In “The Social Network,” Facebook founder Mark Zuckerberg is dressed down by his ex-girlfriend for his misogynistic comments about her on his blog.
“The internet isn’t written in pencil, Mark,” she says. “It’s written in ink.”
It’s an important idea – one that sometimes gets lost as we immerse ourselves in Facebook and Twitter and political blogs and all the rest of the digital footprints we leave around the web on a regular basis.
These footprints are easy to follow, especially for someone like your prospective employer, who has a vested interest in finding out as much about you as he possibly can.
One of my favorite examples: several years ago, a couple of extremely vile right-wing bloggers, Kim and Connie du Toit, were trying to set up a business developing software for homeschooling parents to track their children’s educational progress. Good idea, but even they didn’t expect that their online output (which included calls for turning Mecca into a glass parking lot and the lynching of their political enemies) would be a problem in a seemingly unrelated field.
But when potential investors read their blogs, the investors (understandably) ran scared.

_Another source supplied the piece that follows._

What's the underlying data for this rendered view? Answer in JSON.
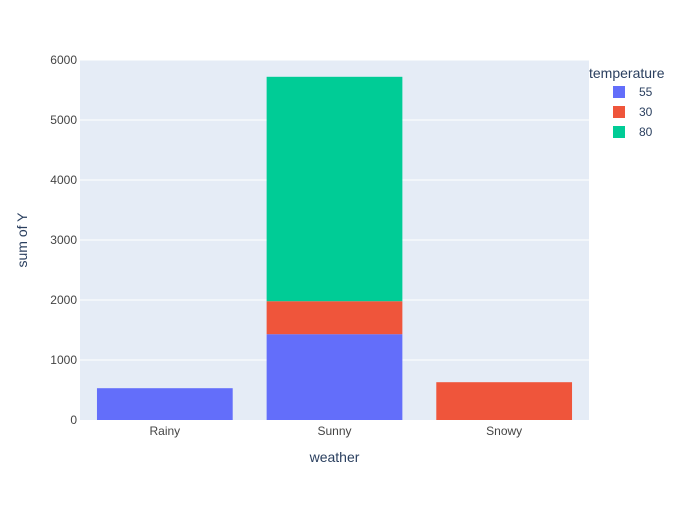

Now I’m guessing that your Facebook output probably doesn’t include calls for mass murder of Muslims. But it’s important to remember that the impression you make on an employer extends far beyond your carefully-crafted resume and cover letter.
You can spend a lot of time and energy doing things like researching the black arts of Facebook privacy settings. But another way to go would be to consider, every time you leave a footprint online – is this something you wouldn’t mind your mother reading about you? How about your boss? How about Anderson Cooper?